If $\alpha_{i - 1} \ge 1 / 2$, $\text{TABLE-DELETE}$ cannot contract, so $c_i = 1$ and $size_i = size_{i - 1}$.

  • Case 1: if $\alpha_i \ge 1 / 2$,

    $$ \begin{aligned} \hat c_i & = c_i + \Phi_i - \Phi_{i - 1} \\ & = 1 + (2 \cdot num_i - size_i) - (2 \cdot num_{i - 1} - size_{i - 1}) \\ & = 1 + (2 \cdot (num_{i - 1} - 1) - size_{i - 1}) - (2 \cdot num_{i - 1} - size_{i - 1}) \\ & = -1. \end{aligned} $$

  • Case 2: if $\alpha_i < 1 / 2$,

    $$ \begin{aligned} \hat c_i & = c_i + \Phi_i - \Phi_{i - 1} \\ & = 1 + (size_i / 2 - num_i) - (2 \cdot num_{i - 1} - size_{i - 1}) \\ & = 1 + (size_{i - 1} / 2 - (num_{i - 1} - 1)) - (2 \cdot num_{i - 1} - size_{i - 1}) \\ & = 2 + \frac{3}{2} size_{i - 1} - 3 \cdot num_{i - 1} \\ & = 2 + \frac{3}{2} size_{i - 1} - 3\alpha_{i - 1} size_{i - 1} \\ & \le 2 + \frac{3}{2} size_{i - 1} - \frac{3}{2} size_{i - 1} \\ & = 2. \end{aligned} $$

17.4-3

Suppose that instead of contracting a table by halving its size when its load factor drops below $1 / 4$, we contract it by multiplying its size by $2 / 3$ when its load factor drops below $1 / 3$. Using the potential function

$$\Phi(T) = | 2 \cdot T.num - T.size |,$$

show that the amortized cost of a $\text{TABLE-DELETE}$ that uses this strategy is bounded above by a constant.

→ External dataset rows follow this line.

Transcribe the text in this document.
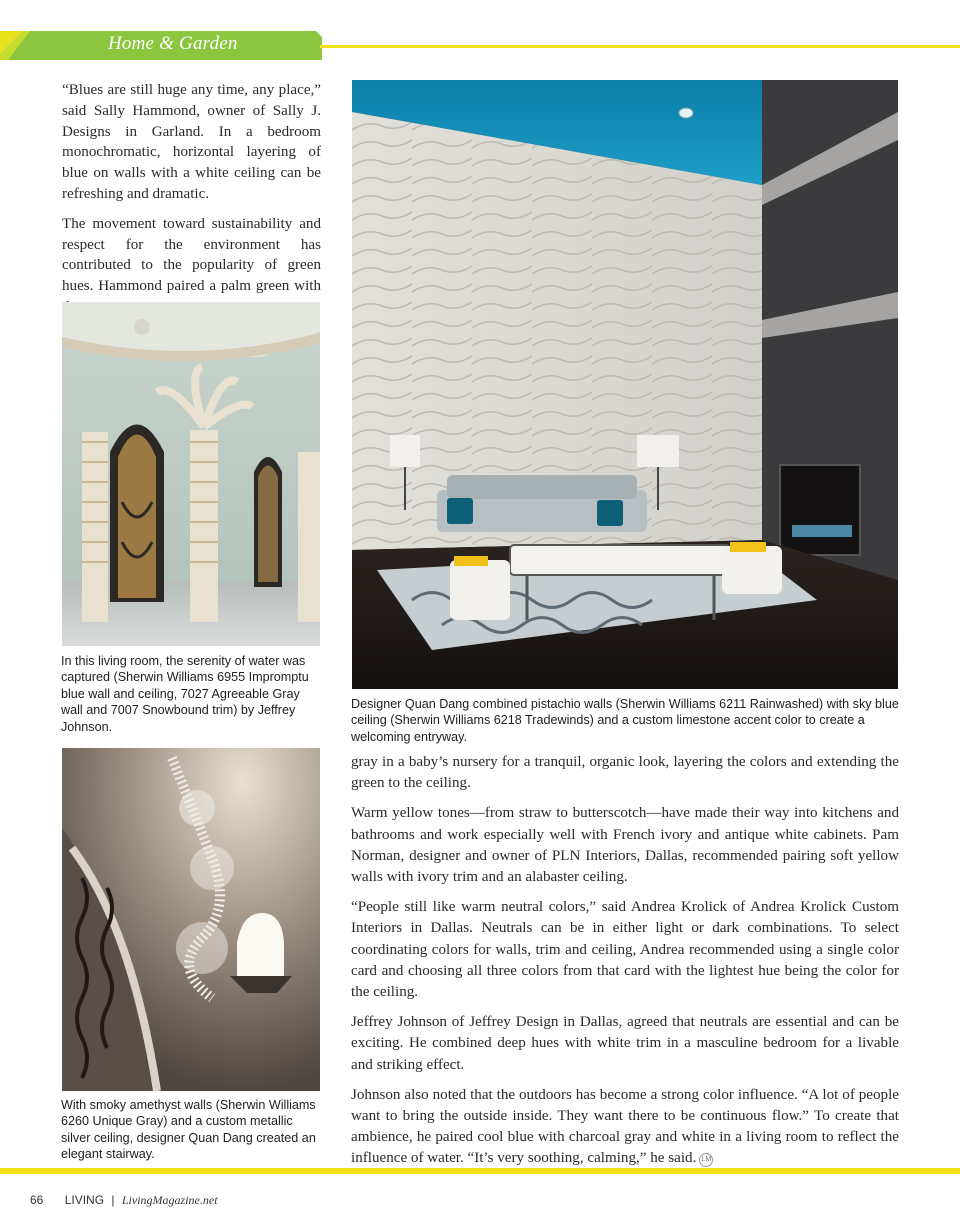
Home & Garden

“Blues are still huge any time, any place,” said Sally Hammond, owner of Sally J. Designs in Garland. In a bedroom monochromatic, horizontal layering of blue on walls with a white ceiling can be refreshing and dramatic.

The movement toward sustainability and respect for the environment has contributed to the popularity of green hues. Hammond paired a palm green with

In this living room, the serenity of water was captured (Sherwin Williams 6955 Impromptu blue wall and ceiling, 7027 Agreeable Gray wall and 7007 Snowbound trim) by Jeffrey Johnson.
With smoky amethyst walls (Sherwin Williams 6260 Unique Gray) and a custom metallic silver ceiling, designer Quan Dang created an elegant stairway.
Designer Quan Dang combined pistachio walls (Sherwin Williams 6211 Rainwashed) with sky blue ceiling (Sherwin Williams 6218 Tradewinds) and a custom limestone accent color to create a welcoming entryway.

gray in a baby’s nursery for a tranquil, organic look, layering the colors and extending the green to the ceiling.

Warm yellow tones—from straw to butterscotch—have made their way into kitchens and bathrooms and work especially well with French ivory and antique white cabinets. Pam Norman, designer and owner of PLN Interiors, Dallas, recommended pairing soft yellow walls with ivory trim and an alabaster ceiling.

“People still like warm neutral colors,” said Andrea Krolick of Andrea Krolick Custom Interiors in Dallas. Neutrals can be in either light or dark combinations. To select coordinating colors for walls, trim and ceiling, Andrea recommended using a single color card and choosing all three colors from that card with the lightest hue being the color for the ceiling.

Jeffrey Johnson of Jeffrey Design in Dallas, agreed that neutrals are essential and can be exciting. He combined deep hues with white trim in a masculine bedroom for a livable and striking effect.

Johnson also noted that the outdoors has become a strong color influence. “A lot of people want to bring the outside inside. They want there to be continuous flow.” To create that ambience, he paired cool blue with charcoal gray and white in a living room to reflect the influence of water. “It’s very soothing, calming,” he said. LM

66 LIVING | LivingMagazine.net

If $1 / 3 < \alpha_i \le 1 / 2$,

$$ \begin{aligned} \hat c_i & = c_i + \Phi_i - \Phi_{i - 1} \\ & = 1 + (size_i - 2 \cdot num_i) - (size_i - 2 \cdot (num_i + 1)) \\ & = 3. \end{aligned} $$

If the $i$th operation does trigger a contraction,

$$ \begin{aligned} \frac{1}{3} size_{i - 1} & = num_i + 1 \\ size_{i - 1} & = 3 (num_i + 1) \\ size_{i} & = \frac{2}{3} size_{i - 1} = 2 (num_i + 1). \end{aligned} $$

$$ \begin{aligned} \hat c_i & = c_i + \Phi_i - \Phi_{i - 1} \\ & = (num_i + 1) + [2 \cdot (num_i + 1) - 2 \cdot num_i] - [3 \cdot (num_i + 1) - 2 \cdot (num_i + 1)] \\ & = 2. \end{aligned} $$